Por Luciano Portela | Repórter do The Christian Post
Para levantar ainda mais polêmica a respeito de como nasce um indivíduo gay, um novo estudo sobre a genética dos homossexuais trouxe novas questões e algumas respostas sobre quais os fatores conduzem à orientação sexual de alguém.
  • Gay
    (Foto: Reuters)
    Bandeira da causa gay erguida na frente na Suprema Corte dos EUA, em Wahington D.C.

A pesquisa foi desenvolvida pela Associação Americana para o Avanço da Ciência, em Chicago (EUA), sob o comando de Michael Bailey, psicólogo da universidade Nortwestern, que foi duramente criticado pela comunidade gay norte-americana por sua iniciativa.
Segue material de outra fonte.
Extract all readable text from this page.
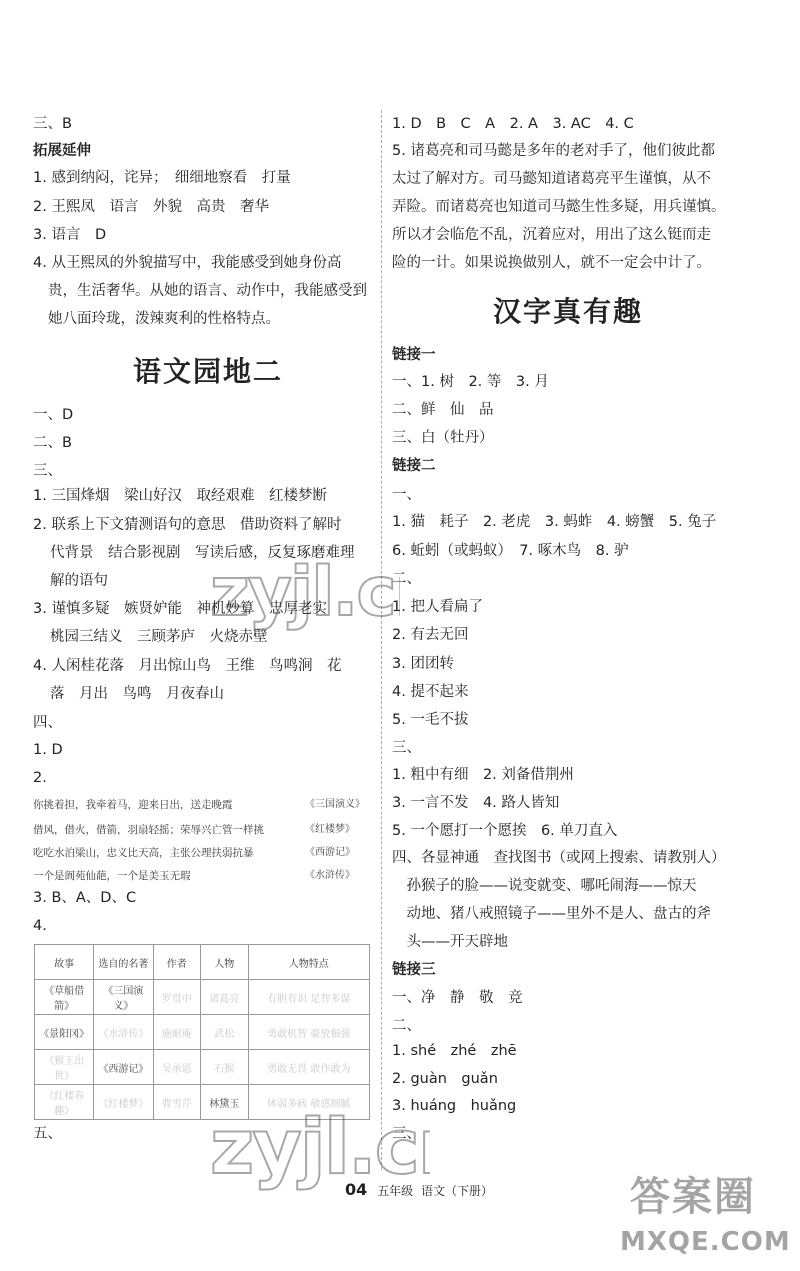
三、B
拓展延伸
1. 感到纳闷，诧异；　细细地察看　打量
2. 王熙凤　语言　外貌　高贵　奢华
3. 语言　D
4. 从王熙凤的外貌描写中，我能感受到她身份高
贵，生活奢华。从她的语言、动作中，我能感受到
她八面玲珑，泼辣爽利的性格特点。
语文园地二
一、D
二、B
三、
1. 三国烽烟　梁山好汉　取经艰难　红楼梦断
2. 联系上下文猜测语句的意思　借助资料了解时
代背景　结合影视剧　写读后感，反复琢磨难理
解的语句
3. 谨慎多疑　嫉贤妒能　神机妙算　忠厚老实
桃园三结义　三顾茅庐　火烧赤壁
4. 人闲桂花落　月出惊山鸟　王维　鸟鸣涧　花
落　月出　鸟鸣　月夜春山
四、
1. D
2.
你挑着担，我牵着马，迎来日出，送走晚霞	《三国演义》
借风，借火，借箭，羽扇轻摇；荣辱兴亡管一样挑	《红楼梦》
吃吃水泊梁山，忠义比天高，主张公理扶弱抗暴	《西游记》
一个是阆苑仙葩，一个是美玉无瑕	《水浒传》
3. B、A、D、C
4.
故事	选自的名著	作者	人物	人物特点
《草船借箭》	《三国演义》	罗贯中	诸葛亮	有胆有识 足智多谋
《景阳冈》	《水浒传》	施耐庵	武松	勇敢机智 豪放倔强
《猴王出世》	《西游记》	吴承恩	石猴	勇敢无畏 敢作敢为
《红楼春趣》	《红楼梦》	曹雪芹	林黛玉	体弱多病 敏感细腻
五、
1. D　B　C　A　2. A　3. AC　4. C
5. 诸葛亮和司马懿是多年的老对手了，他们彼此都
太过了解对方。司马懿知道诸葛亮平生谨慎，从不
弄险。而诸葛亮也知道司马懿生性多疑，用兵谨慎。
所以才会临危不乱，沉着应对，用出了这么铤而走
险的一计。如果说换做别人，就不一定会中计了。
汉字真有趣
链接一
一、1. 树　2. 等　3. 月
二、鲜　仙　品
三、白（牡丹）
链接二
一、
1. 猫　耗子　2. 老虎　3. 蚂蚱　4. 螃蟹　5. 兔子
6. 蚯蚓（或蚂蚁）　7. 啄木鸟　8. 驴
二、
1. 把人看扁了
2. 有去无回
3. 团团转
4. 提不起来
5. 一毛不拔
三、
1. 粗中有细　2. 刘备借荆州
3. 一言不发　4. 路人皆知
5. 一个愿打一个愿挨　6. 单刀直入
四、各显神通　查找图书（或网上搜索、请教别人）
　孙猴子的脸——说变就变、哪吒闹海——惊天
　动地、猪八戒照镜子——里外不是人、盘古的斧
　头——开天辟地
链接三
一、净　静　敬　竞
二、
1. shé　zhé　zhē
2. guàn　guǎn
3. huáng　huǎng
三、
zyjl.c
zyjl.c
04 五年级 语文（下册）	答案圈
MXQE.COM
O relatório do estudo indica que alguns homens gays compartilham de uma característica genética no cromossomo X, denominada Xq28, que oferece 40% de chance da pessoa ser identificada como homossexual.Apesar da conclusão, Bailey alerta para o fato de que nem todos os homens gays têm o marcador genético e nem todos aqueles que possuem o marcador genético são gays. Assim, a genética pode desempenhar um papel fundamental para esclarecer algumas probabilidades, mas não é alo completamente determinante.

“A orientação sexual não tem nada a ver com a escolha… O estudo mostra que há genes envolvidos na orientação sexual masculina. Embora isso possa resultar em um teste no futuro para a orientação sexual masculina, não seria algo muito preciso, uma vez que existem outros fatores que podem influenciar o resultado”, avalia o psicólogo.

Bailey ainda acrescenta que a pesquisa pode não oferecer respostas definitivas, além de levar em conta que existem fatores ambientais que influenciam no comportamento sexual. Contudo, ele esclarece que os registros servem para sugerir que há genes em jogo para dar indícios à orientação sexual.

Como conclusão final, fica a ideia de que é algo realmente complexo saber porque há pessoas que se interessam por outras do mesmo sexo. Há muitas perguntas e poucas respostas, e constantes pesquisas são necessárias para responder o que provoca a atração pelo mesmo sexo.